American-Canadian ice hockey player

Brandon Scott Kozun (born March 8, 1990) is an American-born Canadian professional ice hockey player who is currently playing with ERC Ingolstadt in the Deutsche Eishockey Liga (DEL). He was drafted in the sixth round, 179th overall, in the 2009 NHL entry draft by the Los Angeles Kings. He scored his first NHL career goal on February 20, 2015, against the Carolina Hurricanes.

Kozun played junior hockey for the Calgary Hitmen, and won both the Western Hockey League (WHL) and Canadian Hockey League (CHL) scoring titles in 2009–10 as the Hitmen won the WHL championship. Although he was born in the United States, Kozun has represented Canada internationally, as a member of the Canadian junior team that won a silver medal at the 2010 World Junior Ice Hockey Championships.

==Personal life==
Kozun was born in Los Angeles, California. His father, Michael, is American, while his mother, Donna, was born in Canada. He has two elder brothers, Johnathan and Christopher. Following the lead of his brothers, Kozun began playing hockey in 1993 at the age of three; the same time the Los Angeles Kings reached the Stanley Cup Finals for the first time, leading to an increase in popularity for the sport. His first coach was Mike Barnett, the agent of Kings' star Wayne Gretzky. His family moved to Calgary, Alberta, when he was around ten years old. He continued playing, first with the Blackfoot then Midnapore minor ice hockey associations in Calgary before attending Shattuck-Saint Mary's in Faribault, Minnesota, in 2005–06. He played in the 2003 Quebec International Pee-Wee Hockey Tournament with Midnapore.

==Playing career==
===Junior===
Kozun began his junior career with the Calgary Royals of the Alberta Junior Hockey League (AJHL) in 2006–07. He also appeared in 11 games with the Calgary Hitmen, scoring one goal. Kozun moved up to the Western Hockey League (WHL) full-time in 2007–08 as he recorded 19 goals and 53 points in 67 games for the Hitmen. He improved to 108 points in 2008–09, second in the League behind Casey Pierro-Zabotel's 115, and was named a First-Team All-Star by the WHL. His season also earned the attention of scouts.

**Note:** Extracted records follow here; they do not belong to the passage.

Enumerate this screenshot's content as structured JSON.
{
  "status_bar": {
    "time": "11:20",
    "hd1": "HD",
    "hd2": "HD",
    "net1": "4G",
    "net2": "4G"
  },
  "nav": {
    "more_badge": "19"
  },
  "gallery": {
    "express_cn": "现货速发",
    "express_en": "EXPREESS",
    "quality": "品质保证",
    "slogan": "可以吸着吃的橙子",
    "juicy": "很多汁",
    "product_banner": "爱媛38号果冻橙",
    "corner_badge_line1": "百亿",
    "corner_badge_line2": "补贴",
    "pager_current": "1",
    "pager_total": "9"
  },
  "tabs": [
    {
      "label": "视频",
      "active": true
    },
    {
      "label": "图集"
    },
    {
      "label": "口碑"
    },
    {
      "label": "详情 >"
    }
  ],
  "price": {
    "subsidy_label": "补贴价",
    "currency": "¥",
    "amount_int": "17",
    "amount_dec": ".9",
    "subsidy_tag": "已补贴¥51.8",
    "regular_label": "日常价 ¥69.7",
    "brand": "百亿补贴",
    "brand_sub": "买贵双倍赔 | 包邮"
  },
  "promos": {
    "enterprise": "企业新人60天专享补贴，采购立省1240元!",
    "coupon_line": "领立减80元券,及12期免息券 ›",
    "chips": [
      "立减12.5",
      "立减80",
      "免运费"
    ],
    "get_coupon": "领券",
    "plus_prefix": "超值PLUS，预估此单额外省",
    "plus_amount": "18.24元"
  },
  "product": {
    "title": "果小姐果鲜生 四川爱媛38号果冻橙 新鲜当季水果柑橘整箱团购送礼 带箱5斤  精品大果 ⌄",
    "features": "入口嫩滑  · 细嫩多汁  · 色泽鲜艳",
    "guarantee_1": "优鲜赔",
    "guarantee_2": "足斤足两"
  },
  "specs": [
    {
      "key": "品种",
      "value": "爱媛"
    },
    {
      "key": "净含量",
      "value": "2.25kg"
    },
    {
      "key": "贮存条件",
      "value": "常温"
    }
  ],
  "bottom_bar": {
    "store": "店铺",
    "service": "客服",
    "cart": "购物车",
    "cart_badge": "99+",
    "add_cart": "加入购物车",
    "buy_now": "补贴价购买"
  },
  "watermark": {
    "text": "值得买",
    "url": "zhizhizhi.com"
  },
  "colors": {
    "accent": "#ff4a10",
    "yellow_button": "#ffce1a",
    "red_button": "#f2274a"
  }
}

The diminutive forward relies on his speed and skating ability and was praised by Hitmen Head Coach Mike Williamson for his competitive nature and willingness to play any role the team asks of him. Williamson added that his sense of anticipation allows Kozun to see plays on the ice develop before they happen, stating it to be a trait found in elite athletes. His small size, standing 5 ft 9 in, initially led WHL teams to overlook him, as well as NHL scouts who argued he was too small for the NHL. He was left unranked by NHL Central Scouting in his first year of draft eligibility in 2008, and went undrafted that year. Following his 108-point season with the Hitmen, the Los Angeles Kings selected Kozun with their sixth-round pick, 179th overall, at the 2009 NHL entry draft. Kozun led the WHL in scoring in 2009–10, scoring 13 points in his final five games to finish with 107 points to win the Bob Clarke Trophy.

===Professional===
The Kings assigned Kozun to their American Hockey League (AHL) affiliate, the Manchester Monarchs, to begin the 2010–11 season.

In his home debut for the Monarchs, on October 16, 2010, against the Providence Bruins, Kozun scored two goals, the first of which was a penalty shot goal at 19:26 of the game's first period. The goal was the first of two penalty shot attempts by the Monarchs, a franchise record for penalty shots awarded in a game.

After four seasons in the Kings organization, Kozun was traded to the Toronto Maple Leafs on January 22, 2014, in exchange for forward Andrew Crescenzi. Kozun was assigned to the AHL's Toronto Marlies. After an impressive display in pre-season Kozun made the final cut for the Maple Leafs for the 2014–15 season. He scored his first NHL point with an assist on a goal by Nazem Kadri in the season opener against the Montreal Canadiens on October 8, 2014. He was later placed on waivers on December 17, 2014. He would remain with the organization, however, and later in the season, on February 20, 2015, Kozun scored his first career NHL goal in his eighth game played.

On June 18, 2015, Kozun left the Maple Leafs to sign a one-year deal with Jokerit of the Kontinental Hockey League. As the League's only Finland-based team, Kozun made an immediate impact with Jokerit in the 2015–16 season. He led the club with 34 assists and 49 points in 58 games to help Jokerit claim the Bobrov Division before suffering a first-round defeat to the hands of Torpedo Nizhny Novgorod.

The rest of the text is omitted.